2 Ude L, Arbitražno pravo, GV Založba, Ljubljana 2004, pp. 68–69. See also: Shelkoplyas N, The Application of EC Law in Arbitration Proceedings, Europa Law Publishing, Groningen 2003, p. 248.
3 See, eg, Decision of the Higher Court in Ljubljana, Ref. No. II Cp 2060/99 of 5 January 2000.
4 See, eg, article 2(2) of the New York Convention.
5 Podgorelec P and Primec A, Arbitražna klavzula v ustanovitvenih aktih gospodarskih družb, Podjetje in delo 8 (2013), p. 1261.
6 Ude L, Arbitražno pravo, GV Založba, Ljubljana 2004, pp. 82–83.
7 Ude L, Arbitražno pravo, GV Založba, Ljubljana 2004, p. 101. See also Dika M and Sajko K, Arbitražno rješavanje medjunarodnih trgovačih sporova, Ljubljana 1989, p. 25.
8 Ude L, Arbitražno pravo, GV Založba, Ljubljana 2004, pp. 129–130.
9 Ude L, Arbitražno pravo, GV Založba, Ljubljana 2004, pp. 139–143.
10 Primec A, Začasne odredbe (začasni ukrepi) arbitraže, Podjetje in delo, 2008, GV Založba 3-4, p. 542-556; Ude L, Arbitražno pravo, GV GV Založba, 2004, p. 207.

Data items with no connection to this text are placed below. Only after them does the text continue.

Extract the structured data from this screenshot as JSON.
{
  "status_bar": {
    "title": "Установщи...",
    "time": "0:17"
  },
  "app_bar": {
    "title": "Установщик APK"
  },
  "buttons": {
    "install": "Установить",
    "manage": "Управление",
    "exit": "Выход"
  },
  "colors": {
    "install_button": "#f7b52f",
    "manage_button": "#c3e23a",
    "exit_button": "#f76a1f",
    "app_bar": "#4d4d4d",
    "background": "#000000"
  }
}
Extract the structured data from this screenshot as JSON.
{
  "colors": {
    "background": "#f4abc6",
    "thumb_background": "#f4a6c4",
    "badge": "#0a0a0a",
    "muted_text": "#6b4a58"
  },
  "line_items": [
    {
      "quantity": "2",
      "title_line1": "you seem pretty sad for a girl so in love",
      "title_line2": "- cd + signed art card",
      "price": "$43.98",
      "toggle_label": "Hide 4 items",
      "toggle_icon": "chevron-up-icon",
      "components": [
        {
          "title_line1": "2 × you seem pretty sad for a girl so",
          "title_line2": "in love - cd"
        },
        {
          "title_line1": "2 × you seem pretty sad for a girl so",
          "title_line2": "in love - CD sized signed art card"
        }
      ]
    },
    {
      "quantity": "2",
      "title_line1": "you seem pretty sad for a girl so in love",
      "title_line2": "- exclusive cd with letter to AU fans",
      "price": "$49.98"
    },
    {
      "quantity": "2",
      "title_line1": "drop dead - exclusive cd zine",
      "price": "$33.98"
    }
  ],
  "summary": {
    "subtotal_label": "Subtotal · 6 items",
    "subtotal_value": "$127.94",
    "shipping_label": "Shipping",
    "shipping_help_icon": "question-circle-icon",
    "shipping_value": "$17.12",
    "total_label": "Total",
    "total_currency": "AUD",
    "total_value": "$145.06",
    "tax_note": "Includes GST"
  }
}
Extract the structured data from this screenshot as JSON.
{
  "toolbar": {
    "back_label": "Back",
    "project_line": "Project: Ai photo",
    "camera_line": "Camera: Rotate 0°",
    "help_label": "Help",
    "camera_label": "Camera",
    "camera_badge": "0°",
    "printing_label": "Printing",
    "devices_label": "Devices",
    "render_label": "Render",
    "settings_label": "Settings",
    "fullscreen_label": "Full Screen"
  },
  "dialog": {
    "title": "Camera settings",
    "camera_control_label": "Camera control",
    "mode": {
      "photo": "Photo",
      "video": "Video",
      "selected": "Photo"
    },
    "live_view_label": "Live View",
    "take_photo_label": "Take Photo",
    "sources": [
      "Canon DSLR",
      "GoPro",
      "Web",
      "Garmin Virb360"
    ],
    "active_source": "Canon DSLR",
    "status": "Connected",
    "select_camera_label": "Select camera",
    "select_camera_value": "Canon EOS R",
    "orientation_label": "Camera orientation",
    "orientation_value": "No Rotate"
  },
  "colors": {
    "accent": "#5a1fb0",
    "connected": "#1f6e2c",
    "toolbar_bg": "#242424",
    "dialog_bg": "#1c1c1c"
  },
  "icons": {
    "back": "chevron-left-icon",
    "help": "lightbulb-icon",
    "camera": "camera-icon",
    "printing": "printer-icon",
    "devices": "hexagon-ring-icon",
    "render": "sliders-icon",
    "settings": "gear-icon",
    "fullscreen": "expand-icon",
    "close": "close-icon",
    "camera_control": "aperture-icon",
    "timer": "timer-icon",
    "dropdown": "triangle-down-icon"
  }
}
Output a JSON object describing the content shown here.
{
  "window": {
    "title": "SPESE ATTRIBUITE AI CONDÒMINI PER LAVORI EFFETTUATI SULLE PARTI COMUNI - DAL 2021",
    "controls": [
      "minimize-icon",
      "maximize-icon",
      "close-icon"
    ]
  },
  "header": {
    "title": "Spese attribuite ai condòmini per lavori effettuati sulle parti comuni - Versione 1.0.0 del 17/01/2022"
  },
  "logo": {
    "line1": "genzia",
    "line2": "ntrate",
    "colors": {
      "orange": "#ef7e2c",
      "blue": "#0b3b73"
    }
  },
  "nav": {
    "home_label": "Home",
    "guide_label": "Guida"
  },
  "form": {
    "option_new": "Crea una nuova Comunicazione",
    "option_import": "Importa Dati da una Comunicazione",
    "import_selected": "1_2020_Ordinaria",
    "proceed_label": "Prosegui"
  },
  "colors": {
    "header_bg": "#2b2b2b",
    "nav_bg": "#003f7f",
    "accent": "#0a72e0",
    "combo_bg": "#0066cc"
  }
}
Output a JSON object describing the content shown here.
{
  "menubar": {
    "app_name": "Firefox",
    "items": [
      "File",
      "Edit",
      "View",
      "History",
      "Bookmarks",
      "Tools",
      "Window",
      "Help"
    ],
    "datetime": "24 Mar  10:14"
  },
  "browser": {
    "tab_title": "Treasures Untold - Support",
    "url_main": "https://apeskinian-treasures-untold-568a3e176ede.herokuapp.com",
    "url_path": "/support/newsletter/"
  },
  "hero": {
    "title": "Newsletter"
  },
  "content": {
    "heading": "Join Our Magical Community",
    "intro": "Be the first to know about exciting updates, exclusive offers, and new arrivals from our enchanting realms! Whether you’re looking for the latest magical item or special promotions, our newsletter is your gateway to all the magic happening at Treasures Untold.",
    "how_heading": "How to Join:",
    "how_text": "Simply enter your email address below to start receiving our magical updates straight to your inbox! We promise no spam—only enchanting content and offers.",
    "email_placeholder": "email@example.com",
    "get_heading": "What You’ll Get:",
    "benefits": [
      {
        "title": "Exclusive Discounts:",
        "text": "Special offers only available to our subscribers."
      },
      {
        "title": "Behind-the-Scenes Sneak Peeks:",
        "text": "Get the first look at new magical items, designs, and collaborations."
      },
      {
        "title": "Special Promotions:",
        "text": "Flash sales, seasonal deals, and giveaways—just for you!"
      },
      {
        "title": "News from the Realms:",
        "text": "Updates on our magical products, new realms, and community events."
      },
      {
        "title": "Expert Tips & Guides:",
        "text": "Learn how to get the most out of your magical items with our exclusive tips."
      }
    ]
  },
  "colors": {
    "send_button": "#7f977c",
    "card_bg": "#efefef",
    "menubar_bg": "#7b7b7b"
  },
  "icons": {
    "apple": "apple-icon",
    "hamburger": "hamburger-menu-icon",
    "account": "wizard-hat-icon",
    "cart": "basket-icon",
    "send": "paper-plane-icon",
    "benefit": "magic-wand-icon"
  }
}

11 The decision of the Constitutional Court Up-20/99, the decision of the High Court of Ljubljana No. I Cpg 215/2007.
12 Official Gazette of the Socialist Federal Republic of Yugoslavia, International Agreements No. 11/81, and the Official Gazette of the Republic of Slovenia, International Agreements Nos. 9/92 et seq.
13 www.gzs.si/pripone/Dopis%20arbitra%C5%BEa%20v%20gradbenih% 20pogodban%20JN1.pdf.
14 www.gzs.si/pripone/Dopis%20ministrom%20za%20FIDIC-zm%20R%203. pdf.